24 September - 9 October 2010

Over the past two years Amanda Coogan has been working on a series of 'Yellow' performances; Yellow, The Yellow Mountain, The Fall, Cutpiece, Yellow-expanded, Eating Yellow, and finally, as part of the Ulster Bank Dublin Theatre Festival, Coogan will present the exploratory Yellow-Reperformed in collaboration with five other performers.

 At the Kevin Kavanagh Gallery for the first time we can see artworks from the series together. This exhibition of photographs and video is made to accompany Coogan's final work of the series; Yellow-Reperformed. These yellow works have been shown and performed as widely as, The Oonagh Young Gallery, Dublin; Artists Space, New York; Trace Gallery, Cardiff; The Kevin Kavanagh Gallery, Dublin; The Whitworth Gallery of Art, Manchester;  The West Cork Art Centre, Skibereen; VISUAL Centre for Contemporary Art, Carlow; The Dingle Film Festival, Siamsa Tire, Tralee; The Plymouth Art Centre, Plymouth; Tulca 09, Galway; Point d'Impact festival, Geneva.

 Coogan's recent intense focus on the colour yellow began with her 2008 solo live durational performance, Yellow. An exploration of a repeated action over a long period of time. From Coogan's studio Yellow alludes to many things, the Magdalene laundries, bathing infants, female sexuality, contemporary performance practice, endurance and trance.
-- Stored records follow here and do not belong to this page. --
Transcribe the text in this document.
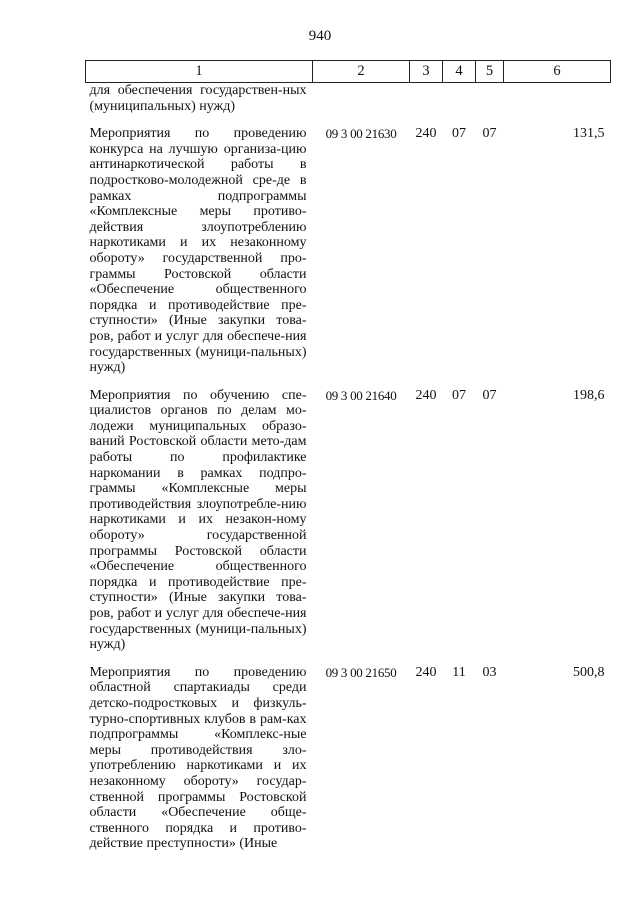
940
1	2	3	4	5	6
для обеспечения государствен-ных (муниципальных) нужд)					
Мероприятия по проведению конкурса на лучшую организа-цию антинаркотической работы в подростково-молодежной сре-де в рамках подпрограммы «Комплексные меры противо-действия злоупотреблению наркотиками и их незаконному обороту» государственной про-граммы Ростовской области «Обеспечение общественного порядка и противодействие пре-ступности» (Иные закупки това-ров, работ и услуг для обеспече-ния государственных (муници-пальных) нужд)	09 3 00 21630	240	07	07	131,5
Мероприятия по обучению спе-циалистов органов по делам мо-лодежи муниципальных образо-ваний Ростовской области мето-дам работы по профилактике наркомании в рамках подпро-граммы «Комплексные меры противодействия злоупотребле-нию наркотиками и их незакон-ному обороту» государственной программы Ростовской области «Обеспечение общественного порядка и противодействие пре-ступности» (Иные закупки това-ров, работ и услуг для обеспече-ния государственных (муници-пальных) нужд)	09 3 00 21640	240	07	07	198,6
Мероприятия по проведению областной спартакиады среди детско-подростковых и физкуль-турно-спортивных клубов в рам-ках подпрограммы «Комплекс-ные меры противодействия зло-употреблению наркотиками и их незаконному обороту» государ-ственной программы Ростовской области «Обеспечение обще-ственного порядка и противо-действие преступности» (Иные	09 3 00 21650	240	11	03	500,8
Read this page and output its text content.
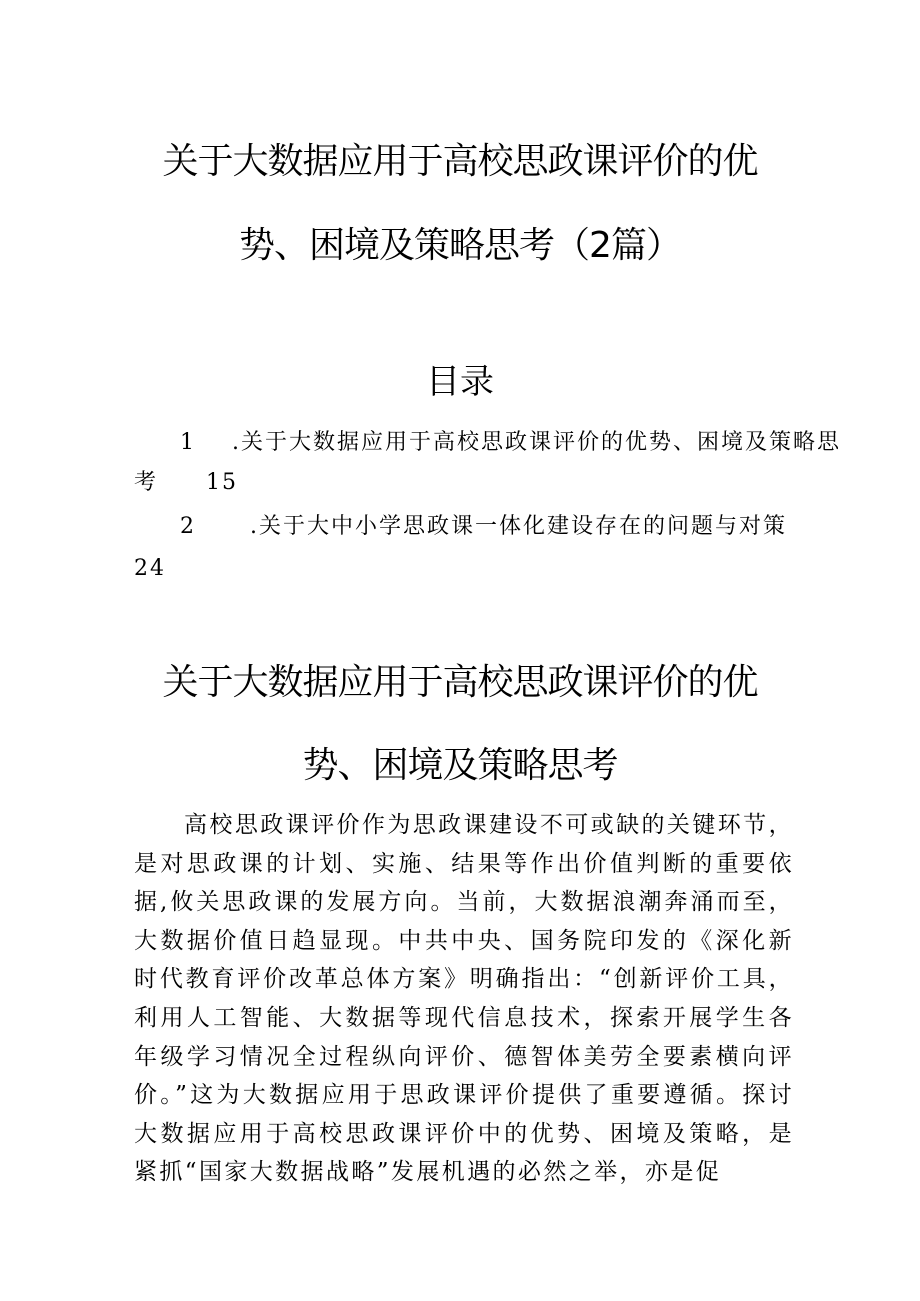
关于大数据应用于高校思政课评价的优
势、困境及策略思考（2篇）
目录
1 .关于大数据应用于高校思政课评价的优势、困境及策略思
考 15
2 .关于大中小学思政课一体化建设存在的问题与对策
24
关于大数据应用于高校思政课评价的优
势、困境及策略思考

高校思政课评价作为思政课建设不可或缺的关键环节，是对思政课的计划、实施、结果等作出价值判断的重要依据,攸关思政课的发展方向。当前，大数据浪潮奔涌而至，大数据价值日趋显现。中共中央、国务院印发的《深化新时代教育评价改革总体方案》明确指出：“创新评价工具，利用人工智能、大数据等现代信息技术，探索开展学生各年级学习情况全过程纵向评价、德智体美劳全要素横向评价。”这为大数据应用于思政课评价提供了重要遵循。探讨大数据应用于高校思政课评价中的优势、困境及策略，是紧抓“国家大数据战略”发展机遇的必然之举，亦是促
It is a physically challenging performance. Over the duration it throws the performer into an endurance related vertigo. Through this physical challenge the audience collude with the performer. The performance reflects back at the audience, offering a plethora of personal references that complete the reading of the piece.
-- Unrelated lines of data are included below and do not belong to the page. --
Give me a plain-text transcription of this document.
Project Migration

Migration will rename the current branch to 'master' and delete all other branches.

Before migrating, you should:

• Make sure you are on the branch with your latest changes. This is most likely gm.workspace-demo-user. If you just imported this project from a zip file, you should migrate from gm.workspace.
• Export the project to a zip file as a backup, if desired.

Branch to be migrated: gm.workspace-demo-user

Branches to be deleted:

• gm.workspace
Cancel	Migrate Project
The Yellow Mountain celebrates youth and vitality. In this irreverent Art Video the performers proclaim youth’s reign eternal. Up ending Beckett’s Happy Days, the performers are embedded in an out-sized and garishly painted aran jumper. With heads protruding they lip-synch to the Alleluia chorus from Handel’s Messiah. The Fall was a longitudinal durational performance. Over 17 days in Manchester's Whitworth Gallery of Art Coogan jumped of the staircase installing a yellow mound to break her fall. The piece began with reference to Yves Klein's Leap into the void and developed into an attempt at flying. For Cutpiece Coogan 'wore' twenty meters of painted canvas and methodically ripped her way out of it. The title refers to Yoko Ono's iconic performance but in Coogan's case it is the artist herself who activates the ripping.

All of these pieces are from live, durational performance. Coogan works in  collaboration with photographers Colm Hogan (Cutpiece), Marco Anelli (The Fall, Manchester) Davey Moor ( The Fall, KKG & Flying) and John Roch Simon (Yellow, 2008) and from their documentation of the live performances Coogan chooses a key image that she produces as Artwork.